Все молчали подавленно. Рита вздохнула лишь обреченно. А Настя подумала про себя некстати: «Вот и перебрались мы от нерадивых хозяюшек»…

Как-то Ефим, сидя на институтской лекции, задумался о чем-то. Малорослая педагогиня со старой закваской, влюбленная в поэзию, увидав такое, затопала ногами и закричала на него, взрослого, так, что он в первый миг ничего не мог понять. Что: его непослушание взбесило ее? Неощущаемость времени – того, что все уже иные – выросли?
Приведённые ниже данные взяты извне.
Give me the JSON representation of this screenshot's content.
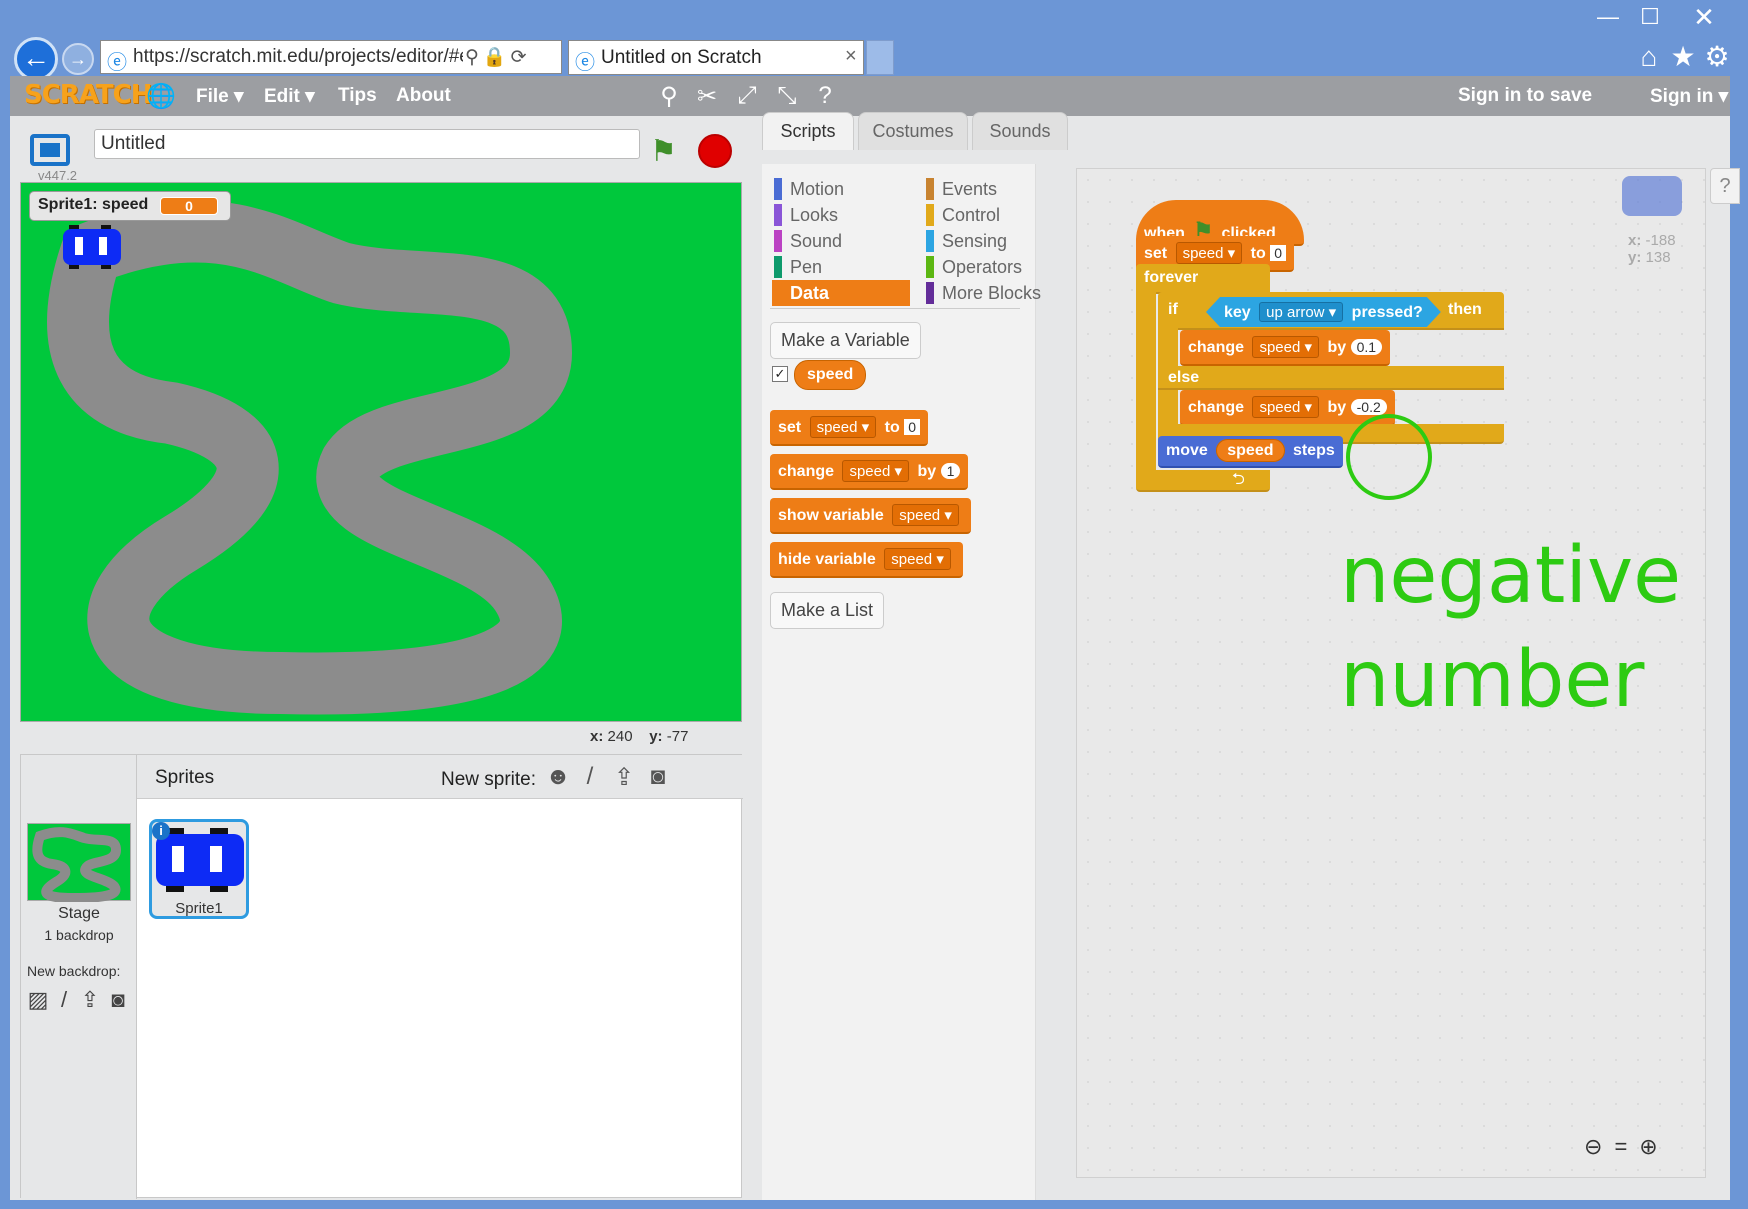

О чем же пустяшном тогда Ефим задумался?

Сейчас-то он понимал: вместо топанья и крика целесообразней решить, что делать дальше им двоим – ему и Насте.

X

Опять жара доставала. Во дворе, как веял ветерок, играя листочками, шевелились фиолетовые тени под кронами черешни и абрикосов, болтались между их стволов на проводах яркие полотенца и купальники.

Ефим засел на мягкий побуревший диван, под навес времянки, и, пока Настя внутри ее дремала, хаотично зарисовывал всякую всячину.
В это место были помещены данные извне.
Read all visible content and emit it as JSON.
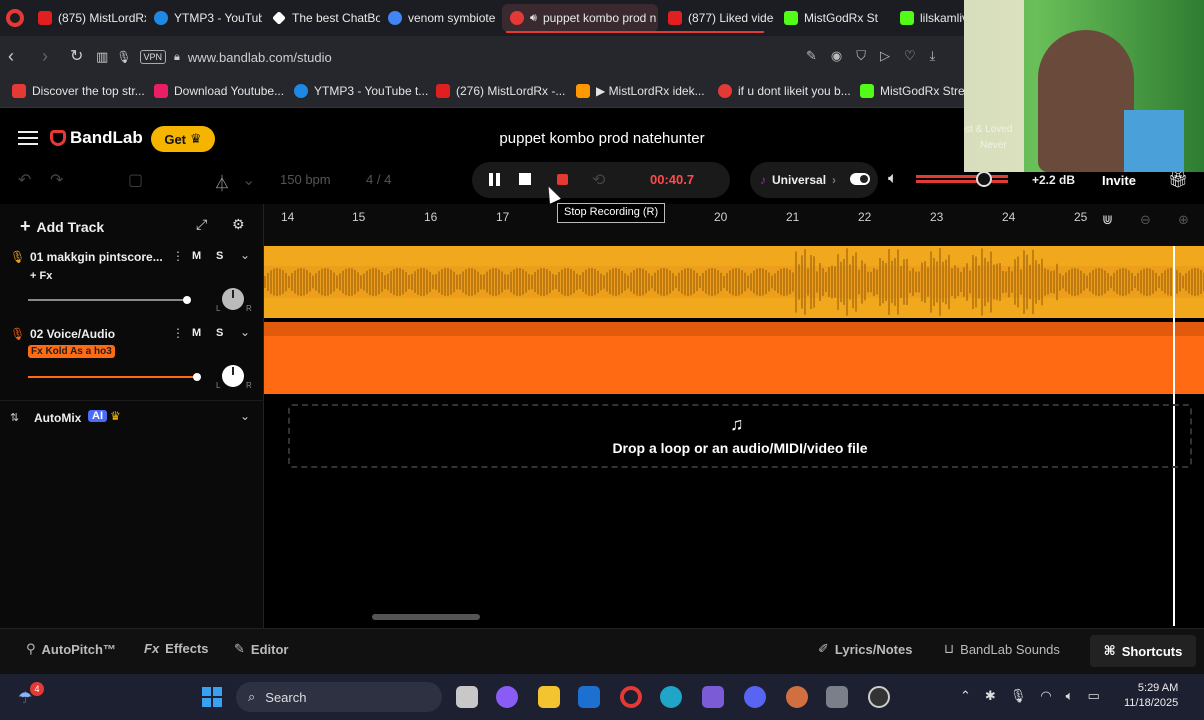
{
  "tabs": [
    {
      "label": "(875) MistLordRx",
      "color": "#e02020"
    },
    {
      "label": "YTMP3 - YouTube",
      "color": "#1e88e5"
    },
    {
      "label": "The best ChatBot",
      "color": "#ffffff"
    },
    {
      "label": "venom symbiote",
      "color": "#4285f4"
    },
    {
      "label": "puppet kombo prod n",
      "color": "#e53935"
    },
    {
      "label": "(877) Liked video",
      "color": "#e02020"
    },
    {
      "label": "MistGodRx St",
      "color": "#53fc18"
    },
    {
      "label": "lilskamlive St",
      "color": "#53fc18"
    }
  ],
  "address": {
    "url": "www.bandlab.com/studio",
    "vpn": "VPN"
  },
  "bookmarks": [
    {
      "label": "Discover the top str...",
      "color": "#e53935"
    },
    {
      "label": "Download Youtube...",
      "color": "#e91e63"
    },
    {
      "label": "YTMP3 - YouTube t...",
      "color": "#1e88e5"
    },
    {
      "label": "(276) MistLordRx -...",
      "color": "#e02020"
    },
    {
      "label": "▶ MistLordRx idek...",
      "color": "#ff9800"
    },
    {
      "label": "if u dont likeit you b...",
      "color": "#e53935"
    },
    {
      "label": "MistGodRx Stream",
      "color": "#53fc18"
    }
  ],
  "app": {
    "brand": "BandLab",
    "get_label": "Get",
    "project_title": "puppet kombo prod natehunter",
    "add_track": "Add Track",
    "invite": "Invite",
    "master_db": "+2.2 dB"
  },
  "toolbar": {
    "bpm": "150",
    "bpm_unit": "bpm",
    "time_sig": "4 / 4",
    "time": "00:40.7",
    "scale": "Universal",
    "tooltip": "Stop Recording (R)"
  },
  "ruler": [
    "14",
    "15",
    "16",
    "17",
    "",
    "",
    "20",
    "21",
    "22",
    "23",
    "24",
    "25"
  ],
  "tracks": [
    {
      "name": "01  makkgin pintscore...",
      "fx": "+ Fx",
      "mute": "M",
      "solo": "S",
      "pan_l": "L",
      "pan_r": "R"
    },
    {
      "name": "02  Voice/Audio",
      "fx": "Fx Kold As a ho3",
      "mute": "M",
      "solo": "S",
      "pan_l": "L",
      "pan_r": "R"
    }
  ],
  "automix": {
    "label": "AutoMix",
    "badge": "AI"
  },
  "dropzone": "Drop a loop or an audio/MIDI/video file",
  "bottom": {
    "autopitch": "AutoPitch™",
    "effects": "Effects",
    "editor": "Editor",
    "lyrics": "Lyrics/Notes",
    "sounds": "BandLab Sounds",
    "shortcuts": "Shortcuts"
  },
  "taskbar": {
    "search": "Search",
    "time": "5:29 AM",
    "date": "11/18/2025",
    "badge": "4"
  },
  "webcam": {
    "text1": "Lost & Loved",
    "text2": "Never"
  },
  "colors": {
    "accent": "#f5b400",
    "track1": "#f2a81d",
    "track2": "#ff6a13",
    "record": "#e53935",
    "time": "#ff4a4a"
  }
}
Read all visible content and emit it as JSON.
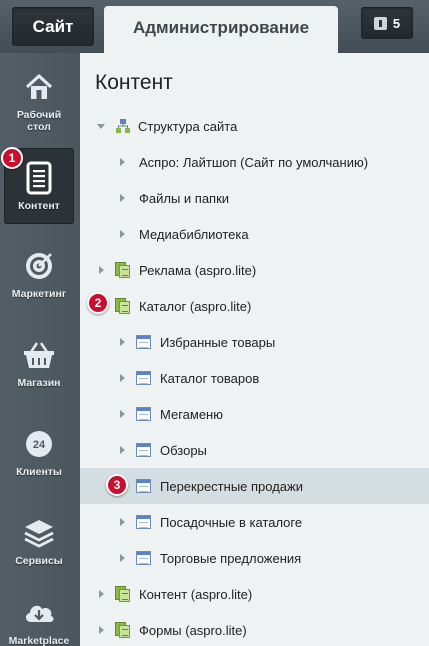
{
  "topbar": {
    "site_tab": "Сайт",
    "admin_tab": "Администрирование",
    "notifications_count": "5"
  },
  "sidebar": {
    "items": [
      {
        "label": "Рабочий стол",
        "icon": "home-icon"
      },
      {
        "label": "Контент",
        "icon": "document-icon",
        "active": true
      },
      {
        "label": "Маркетинг",
        "icon": "target-icon"
      },
      {
        "label": "Магазин",
        "icon": "basket-icon"
      },
      {
        "label": "Клиенты",
        "icon": "clients-24-icon"
      },
      {
        "label": "Сервисы",
        "icon": "layers-icon"
      },
      {
        "label": "Marketplace",
        "icon": "cloud-download-icon"
      }
    ]
  },
  "badges": {
    "b1": "1",
    "b2": "2",
    "b3": "3"
  },
  "main": {
    "title": "Контент",
    "tree": [
      {
        "label": "Структура сайта",
        "level": 0,
        "expanded": true,
        "icon": "site-structure-icon"
      },
      {
        "label": "Аспро: Лайтшоп (Сайт по умолчанию)",
        "level": 1,
        "icon": ""
      },
      {
        "label": "Файлы и папки",
        "level": 1,
        "icon": ""
      },
      {
        "label": "Медиабиблиотека",
        "level": 1,
        "icon": ""
      },
      {
        "label": "Реклама (aspro.lite)",
        "level": 0,
        "icon": "iblock-type-icon"
      },
      {
        "label": "Каталог (aspro.lite)",
        "level": 0,
        "expanded": true,
        "icon": "iblock-type-icon"
      },
      {
        "label": "Избранные товары",
        "level": 1,
        "icon": "iblock-icon"
      },
      {
        "label": "Каталог товаров",
        "level": 1,
        "icon": "iblock-icon"
      },
      {
        "label": "Мегаменю",
        "level": 1,
        "icon": "iblock-icon"
      },
      {
        "label": "Обзоры",
        "level": 1,
        "icon": "iblock-icon"
      },
      {
        "label": "Перекрестные продажи",
        "level": 1,
        "icon": "iblock-icon",
        "selected": true
      },
      {
        "label": "Посадочные в каталоге",
        "level": 1,
        "icon": "iblock-icon"
      },
      {
        "label": "Торговые предложения",
        "level": 1,
        "icon": "iblock-icon"
      },
      {
        "label": "Контент (aspro.lite)",
        "level": 0,
        "icon": "iblock-type-icon"
      },
      {
        "label": "Формы (aspro.lite)",
        "level": 0,
        "icon": "iblock-type-icon"
      }
    ]
  },
  "colors": {
    "badge": "#c8102e",
    "sidebar_bg": "#4f5a61",
    "panel_bg": "#eef2f3",
    "selected_row": "#d4dde1"
  }
}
Воробьи с истошным чириканьем возились в ветвях и на замшелой черепичной крыше, наскакивая друг на дружку, и на земле, купались в пыли; они чирикали не однообразно, а словно как «вопрос-ответ», и то торопливо, то размеренно. А, взлетая, с такой силой отталкивались от сетки ограждений и проводов, что покачивало их. Здесь у них была явно игровая площадка. Шумливей же всех вели себя взрослые птенцы, взъерошенные, пищащие, скачущие повсеместно. Машущие крыльями; они требовали еду от воробьихи: раскрывали рты и обступали ее со всех сторон, не давая ей проходу. И были не такие уж пугливые (когда вся стая взлетала на кусты, они еще вольно прыгали по дорожкам).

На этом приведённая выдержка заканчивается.